Ultimately it is the ‘message of Christ’ (v.14, MSG) that will change our culture. It is the most powerful message in the world. It is life changing. It is culture changing. It is world changing.
Lord, thank you so much that in spiritual warfare you have given us weapons that have divine power to demolish strongholds. Thank you that the gospel is the power of God. We praise you because the message of the life, death and resurrection of Jesus is the most powerful message in the world. It can change lives, cities and communities. Thank you that this message has the power to change the course of history.
3. The weapon of unity to bring blessing to the nationsIsaiah 17:1-19:25
I am so looking forward to another International Week in May next year. There is something very powerful about Christian leaders from over a hundred countries around the world coming together in worship and unity of purpose. The prophet Isaiah foresees this kind of unity.

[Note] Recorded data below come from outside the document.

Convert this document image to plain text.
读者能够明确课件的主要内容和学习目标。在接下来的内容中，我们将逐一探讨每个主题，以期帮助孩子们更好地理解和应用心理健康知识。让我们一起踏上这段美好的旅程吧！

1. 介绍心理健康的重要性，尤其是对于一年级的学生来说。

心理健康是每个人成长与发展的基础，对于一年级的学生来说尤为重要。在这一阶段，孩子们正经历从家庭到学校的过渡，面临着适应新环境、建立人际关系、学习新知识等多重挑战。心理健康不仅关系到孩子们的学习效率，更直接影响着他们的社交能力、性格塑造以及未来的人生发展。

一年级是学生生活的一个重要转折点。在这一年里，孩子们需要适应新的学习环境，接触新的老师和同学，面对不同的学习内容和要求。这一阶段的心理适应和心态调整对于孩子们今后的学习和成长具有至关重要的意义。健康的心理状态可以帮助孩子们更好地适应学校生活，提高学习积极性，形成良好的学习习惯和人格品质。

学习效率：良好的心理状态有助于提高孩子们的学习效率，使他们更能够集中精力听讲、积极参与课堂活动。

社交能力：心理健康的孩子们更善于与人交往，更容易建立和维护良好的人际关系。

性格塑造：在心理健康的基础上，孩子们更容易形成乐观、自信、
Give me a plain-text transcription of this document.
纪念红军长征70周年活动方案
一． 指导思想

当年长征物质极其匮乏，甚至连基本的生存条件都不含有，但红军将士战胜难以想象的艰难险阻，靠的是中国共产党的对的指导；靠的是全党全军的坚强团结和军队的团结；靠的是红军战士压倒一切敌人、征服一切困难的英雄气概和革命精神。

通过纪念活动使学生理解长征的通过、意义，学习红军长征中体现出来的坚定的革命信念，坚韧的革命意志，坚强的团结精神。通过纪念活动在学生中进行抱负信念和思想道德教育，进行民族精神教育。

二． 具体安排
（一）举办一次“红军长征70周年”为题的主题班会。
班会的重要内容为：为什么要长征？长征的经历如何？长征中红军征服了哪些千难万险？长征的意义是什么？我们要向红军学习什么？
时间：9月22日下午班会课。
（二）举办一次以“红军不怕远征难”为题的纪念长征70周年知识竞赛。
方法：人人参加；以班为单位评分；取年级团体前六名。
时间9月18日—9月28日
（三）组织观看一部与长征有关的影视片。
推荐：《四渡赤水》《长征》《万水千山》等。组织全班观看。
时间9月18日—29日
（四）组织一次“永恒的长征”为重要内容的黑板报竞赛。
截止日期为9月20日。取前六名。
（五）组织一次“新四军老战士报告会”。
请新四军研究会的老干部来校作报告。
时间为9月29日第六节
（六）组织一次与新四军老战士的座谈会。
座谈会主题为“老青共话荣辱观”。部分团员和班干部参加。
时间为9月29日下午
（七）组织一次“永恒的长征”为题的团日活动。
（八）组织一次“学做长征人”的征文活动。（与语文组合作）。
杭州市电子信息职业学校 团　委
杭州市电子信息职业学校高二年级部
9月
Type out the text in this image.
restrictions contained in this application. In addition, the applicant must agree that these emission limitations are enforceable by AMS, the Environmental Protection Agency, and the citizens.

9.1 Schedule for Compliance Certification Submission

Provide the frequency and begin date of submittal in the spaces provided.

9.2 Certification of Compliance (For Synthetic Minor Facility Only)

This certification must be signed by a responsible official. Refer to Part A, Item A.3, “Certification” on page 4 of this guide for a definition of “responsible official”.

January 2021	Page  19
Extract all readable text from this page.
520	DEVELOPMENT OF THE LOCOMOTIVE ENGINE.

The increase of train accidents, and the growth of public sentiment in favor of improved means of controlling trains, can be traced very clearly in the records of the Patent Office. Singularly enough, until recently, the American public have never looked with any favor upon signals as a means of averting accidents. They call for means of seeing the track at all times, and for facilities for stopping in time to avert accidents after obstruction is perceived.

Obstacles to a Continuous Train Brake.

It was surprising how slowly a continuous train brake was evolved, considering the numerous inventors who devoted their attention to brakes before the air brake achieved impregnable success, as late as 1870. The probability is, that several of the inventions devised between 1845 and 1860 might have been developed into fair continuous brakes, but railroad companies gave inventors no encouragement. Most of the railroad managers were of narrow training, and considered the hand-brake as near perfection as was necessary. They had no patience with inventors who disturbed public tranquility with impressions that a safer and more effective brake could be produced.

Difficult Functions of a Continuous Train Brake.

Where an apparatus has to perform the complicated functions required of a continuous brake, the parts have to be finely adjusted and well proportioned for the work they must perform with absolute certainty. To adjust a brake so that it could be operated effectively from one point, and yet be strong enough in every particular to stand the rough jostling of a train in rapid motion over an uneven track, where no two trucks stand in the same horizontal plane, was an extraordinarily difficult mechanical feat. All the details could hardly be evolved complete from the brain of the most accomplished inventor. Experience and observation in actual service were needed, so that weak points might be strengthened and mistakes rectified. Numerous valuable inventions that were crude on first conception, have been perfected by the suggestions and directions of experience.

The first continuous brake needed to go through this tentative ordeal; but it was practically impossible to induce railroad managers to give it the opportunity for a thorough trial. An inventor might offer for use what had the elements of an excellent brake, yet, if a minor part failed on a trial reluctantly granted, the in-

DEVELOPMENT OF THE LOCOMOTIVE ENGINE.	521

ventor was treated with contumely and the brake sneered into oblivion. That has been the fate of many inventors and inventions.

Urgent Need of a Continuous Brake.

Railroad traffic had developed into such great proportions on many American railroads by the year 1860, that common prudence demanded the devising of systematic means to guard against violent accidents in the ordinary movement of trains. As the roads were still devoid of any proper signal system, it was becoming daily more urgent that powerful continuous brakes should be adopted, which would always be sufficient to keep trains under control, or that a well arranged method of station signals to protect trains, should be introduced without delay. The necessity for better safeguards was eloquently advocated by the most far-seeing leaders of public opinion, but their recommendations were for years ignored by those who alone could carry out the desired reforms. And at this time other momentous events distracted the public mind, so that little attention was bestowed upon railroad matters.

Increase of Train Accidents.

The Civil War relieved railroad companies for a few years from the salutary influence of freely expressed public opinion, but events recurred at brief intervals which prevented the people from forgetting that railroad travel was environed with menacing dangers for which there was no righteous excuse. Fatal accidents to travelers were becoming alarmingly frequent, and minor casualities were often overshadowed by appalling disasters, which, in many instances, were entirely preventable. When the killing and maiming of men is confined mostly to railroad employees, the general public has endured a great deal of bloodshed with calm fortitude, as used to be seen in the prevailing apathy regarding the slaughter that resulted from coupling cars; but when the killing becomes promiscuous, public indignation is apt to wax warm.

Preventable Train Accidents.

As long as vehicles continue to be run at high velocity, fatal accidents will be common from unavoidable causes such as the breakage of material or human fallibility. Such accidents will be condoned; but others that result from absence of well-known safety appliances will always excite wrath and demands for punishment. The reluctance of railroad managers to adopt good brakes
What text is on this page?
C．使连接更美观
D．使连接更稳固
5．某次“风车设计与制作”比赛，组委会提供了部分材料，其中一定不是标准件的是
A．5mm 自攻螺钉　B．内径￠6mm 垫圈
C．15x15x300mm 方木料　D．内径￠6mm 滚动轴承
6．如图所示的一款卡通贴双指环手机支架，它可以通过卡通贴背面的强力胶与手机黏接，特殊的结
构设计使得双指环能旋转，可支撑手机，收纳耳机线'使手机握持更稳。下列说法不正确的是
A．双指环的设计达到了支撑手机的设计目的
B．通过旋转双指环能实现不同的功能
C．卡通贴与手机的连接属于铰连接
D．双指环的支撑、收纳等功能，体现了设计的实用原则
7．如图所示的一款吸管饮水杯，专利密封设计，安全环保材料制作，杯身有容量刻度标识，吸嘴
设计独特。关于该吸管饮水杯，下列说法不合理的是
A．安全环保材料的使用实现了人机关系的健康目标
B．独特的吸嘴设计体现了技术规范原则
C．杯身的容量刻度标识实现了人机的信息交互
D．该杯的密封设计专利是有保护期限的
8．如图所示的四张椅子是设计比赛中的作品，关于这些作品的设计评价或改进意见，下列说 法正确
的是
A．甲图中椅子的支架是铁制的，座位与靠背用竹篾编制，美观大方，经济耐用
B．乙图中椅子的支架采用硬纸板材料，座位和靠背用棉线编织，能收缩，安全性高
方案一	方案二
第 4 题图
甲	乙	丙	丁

He continues to prophesy against those who have ‘forgotten God your Saviour’ (17:10). He declares God’s judgment against Damascus, Cush and Egypt.
However, our passage today ends with a note of hope: ‘In that day there will be an altar to the Lord in the heart of Egypt … It will be a sign and witness to the Lord Almighty in the land of Egypt. When they cry out to the Lord because of their oppressors, he will send them a saviour and defender, and he will rescue them. So the Lord will make himself known to the Egyptians, and in that day they will acknowledge the Lord … They will turn to the Lord, and he will respond to their pleas and heal them’ (19:19–22).
He goes on to say that the Egyptians and Assyrians (modern-day Iraqis) will worship together. ‘No longer rivals, they’ll worship together, Egyptians and Assyrians!’ (v.23, MSG).
‘On that Day, Israel will take its place alongside Egypt and Assyria, sharing the blessing from the centre. God-of-the-Angel-Armies, who blessed Israel, will generously bless them all: “Blessed be Egypt, my people! ... Blessed be Assyria, work of my hands! ... Blessed be Israel, my heritage!”’ (vv.24–25, MSG).
Isaiah foresees a time when the Lord’s people from Egypt, Iraq and Israel come together for worship. Surely we see one way in which this prophecy is fulfilled when Christians from these nations and others come together in worship.
The conversion of the Gentiles seems to have been foreseen by Isaiah. He sees a time when others besides the people of Israel will ‘turn to the Lord’ (v.22). He will hear their prayers and heal them. People of different nations will worship the Lord together (v.23). This unity will bring great blessing.
Lord, thank you for the power of the weapons of repentance, prayer, worship, healing and unity in the spiritual battle.
Lord, may there be a turning to you in Egypt, Iraq and Israel. Thank you for how powerful it is when different nations worship together. May there be an increasing coming together in repentance, prayer, worship, healing and unity. As we preach the gospel and pray for the people, may we see your divine power demolishing strongholds. Help us to make full use of the weapons you have given us for the spiritual battle in which we are all engaged.
2 Corinthians 10:1
‘I, Paul, am “timid” when face to face with you, but “bold” when away!’
I can certainly relate to that. It is very encouraging that Paul felt intimidated when having to face the Corinthian church. Yet, he describes himself as ‘bold’ when writing from afar.